Une entrepreneure de conviction
Dans la dernière année, Sarah et son conjoint se sont occupés à la fois du chantier de rénovation (ils ont entièrement restauré et reconverti en entrepôt une vieille étable à l’abandon), de recevoir et d’installer les équipements et de démarrer des tests sur la production.
Sarah aurait raison d’être à bout de souffle. Au contraire, en plus de ses occupations, elle est active sur les réseaux sociaux et livre une chronique à la radio locale sur les sujets qui lui tiennent à cœur. Sensibiliser la population est crucial pour elle. « Il faut parler des nouvelles formes d’agriculture pour que les gens les découvrent. Moi, j’espère que plein de gens vont démarrer ce type de fermes, et pas seulement les gros joueurs. »

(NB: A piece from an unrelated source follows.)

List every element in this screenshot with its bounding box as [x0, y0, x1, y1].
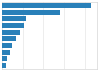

Si son projet d’affaires est exigeant, il ne fait aucun doute qu’il n’aurait pu prendre une autre forme. Il est en parfaite cohérence avec ses valeurs : recycler, donner une seconde vie aux bâtiments, conserver le patrimoine agricole. L’agriculture durable répond à ses préoccupations environnementales, et tout autant à ses convictions en matière d’achat local, d’autonomie alimentaire, d’agriculture innovante.
Après sa première année d’activité, la Ferme Verti devrait entamer toute sa production et envisager déjà la seconde phase prévue de sa croissance, c’est-à-dire la création d’autres fermes sur ce même modèle. Sarah et son conjoint ont une réelle passion pour le développement des affaires. Sarah est réaliste, mais très optimiste. « Il nous faudra être très efficaces, produire aux plus faibles coûts d’exploitation, suivre ce qui se fait en matière d’intelligence artificielle. Mais oui, on peut le faire! », conclut-elle avec un enthousiasme contagieux.
La Financière agricole est fière de soutenir les producteurs de la relève avant-gardistes
Cet article est paru dans l'édition du 22 décembre 2021 dans Le Courrier de Portneuf.